= Nanded earthquakes =

Earthquake cluster in Nanded, India

The Nanded earthquakes were an earthquake swarm of over 500 events that has affected the town of Nanded in Maharashtra, India, that began in 2006. They were natural explosive sounds that were sometimes accompanied by mild tremors. The strongest events were felt on 31 March 2007, 12 November 2007, 14 December 2007, and on 3 March 2011. Each event caused widespread panic. Residents in the northern parts of Nanded that has been affected the most by the tremors moved to safer areas or stayed outdoors in temporary shelters in front of their homes.

==Earthquakes==

Nanded is in seismic zone 2. The exact cause of the tremors & explosive sounds is not yet known, but the city is within 150 km of where the 1993 Latur earthquake took place. At that time minor tremors were experienced in Nanded.

Residents in Nanded panicked and ran out of their homes at 3:17 am on Thursday, 3 March 2011, when they felt earthquake tremors near magnitude 3. People were forced to abandon their homes to come out on the streets and open spaces as there were at least 39 aftershocks within the next 2 hours. These shocks were felt by the residents in Srinagar, Viveknagar, Kailashnagar, Snehnagar, Purna road, and Bhagyanagar. Though no casualties or damage were reported, the residents were terrorized by the tremors. The Nanded district collector called for an urgent meeting of the municipal council's section of disaster management and scientists from the National Geophysical Research Institute (NGRI), Hyderabad and Geological Survey of India (GSI), Nagpur were studying the shocks.

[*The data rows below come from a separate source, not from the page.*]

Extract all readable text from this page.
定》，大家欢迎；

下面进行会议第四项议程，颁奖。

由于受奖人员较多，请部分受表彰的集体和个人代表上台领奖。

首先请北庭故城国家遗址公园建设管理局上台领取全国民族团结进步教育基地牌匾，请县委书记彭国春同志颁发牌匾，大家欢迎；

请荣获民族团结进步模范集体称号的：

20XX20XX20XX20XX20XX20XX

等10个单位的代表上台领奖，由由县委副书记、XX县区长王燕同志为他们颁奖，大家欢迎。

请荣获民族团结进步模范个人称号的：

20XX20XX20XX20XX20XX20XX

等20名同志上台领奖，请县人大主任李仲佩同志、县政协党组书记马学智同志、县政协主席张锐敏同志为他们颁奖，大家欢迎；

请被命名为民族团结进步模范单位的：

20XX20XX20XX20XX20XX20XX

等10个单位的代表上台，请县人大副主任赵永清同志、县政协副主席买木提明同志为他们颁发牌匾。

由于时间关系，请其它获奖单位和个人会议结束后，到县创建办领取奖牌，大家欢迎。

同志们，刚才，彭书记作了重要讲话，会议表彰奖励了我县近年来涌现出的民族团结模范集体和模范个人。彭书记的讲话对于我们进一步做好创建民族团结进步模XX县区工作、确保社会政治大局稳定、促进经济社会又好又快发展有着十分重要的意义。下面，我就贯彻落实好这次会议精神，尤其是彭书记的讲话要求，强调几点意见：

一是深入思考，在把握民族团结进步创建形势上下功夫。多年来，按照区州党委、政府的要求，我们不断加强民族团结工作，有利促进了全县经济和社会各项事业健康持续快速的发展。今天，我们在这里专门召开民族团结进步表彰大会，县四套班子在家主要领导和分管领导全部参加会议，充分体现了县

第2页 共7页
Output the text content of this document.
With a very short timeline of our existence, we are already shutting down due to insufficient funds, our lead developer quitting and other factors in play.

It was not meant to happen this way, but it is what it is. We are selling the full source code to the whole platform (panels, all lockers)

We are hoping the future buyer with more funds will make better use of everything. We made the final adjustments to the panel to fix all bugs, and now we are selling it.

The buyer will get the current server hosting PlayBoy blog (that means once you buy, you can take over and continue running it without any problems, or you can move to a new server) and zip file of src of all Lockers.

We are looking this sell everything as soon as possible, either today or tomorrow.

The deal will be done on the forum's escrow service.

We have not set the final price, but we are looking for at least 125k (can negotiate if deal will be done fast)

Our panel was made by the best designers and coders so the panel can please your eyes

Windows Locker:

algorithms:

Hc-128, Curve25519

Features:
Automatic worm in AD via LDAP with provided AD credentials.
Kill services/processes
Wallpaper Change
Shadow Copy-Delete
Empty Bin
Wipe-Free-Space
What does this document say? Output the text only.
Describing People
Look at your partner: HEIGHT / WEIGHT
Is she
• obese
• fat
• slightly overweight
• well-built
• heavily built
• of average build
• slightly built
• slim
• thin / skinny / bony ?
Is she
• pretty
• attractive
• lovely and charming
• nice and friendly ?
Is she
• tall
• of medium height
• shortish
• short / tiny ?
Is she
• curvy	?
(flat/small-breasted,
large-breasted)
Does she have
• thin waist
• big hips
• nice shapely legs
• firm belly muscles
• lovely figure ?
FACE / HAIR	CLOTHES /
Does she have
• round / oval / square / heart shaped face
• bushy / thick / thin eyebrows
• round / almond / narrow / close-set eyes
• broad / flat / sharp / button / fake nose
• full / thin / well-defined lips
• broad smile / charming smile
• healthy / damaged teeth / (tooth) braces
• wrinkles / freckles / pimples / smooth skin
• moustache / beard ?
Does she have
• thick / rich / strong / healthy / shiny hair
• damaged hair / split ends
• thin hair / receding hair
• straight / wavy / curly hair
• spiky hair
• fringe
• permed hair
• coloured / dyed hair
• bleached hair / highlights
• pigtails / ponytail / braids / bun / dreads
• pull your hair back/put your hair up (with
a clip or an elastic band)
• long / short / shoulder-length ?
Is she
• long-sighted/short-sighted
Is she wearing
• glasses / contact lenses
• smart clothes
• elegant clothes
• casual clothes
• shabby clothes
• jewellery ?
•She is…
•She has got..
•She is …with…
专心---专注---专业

On Wednesday 31 August 2011, two shocks were experienced, the larger of the two being at 3:06 am local time. The second shock was accompanied with an explosive sound in the ground. Government officials and the media did not comment or publish any news on these shocks. Minor explosive sounds were heard in the ground on 7 September 2011 at around 9:00 am and again at 4:00 pm. The scientists from the NGRI, Hyderabad and GSI, Nagpur did not announce any of their observations or update their research results.

==Cause==
The epicentres of the earthquakes define a northwest–southeast trending fault plane, parallel to most of the mapped faults in the area. The focal mechanism derived from all of the minor earthquakes is consistent with high-angle reverse faulting.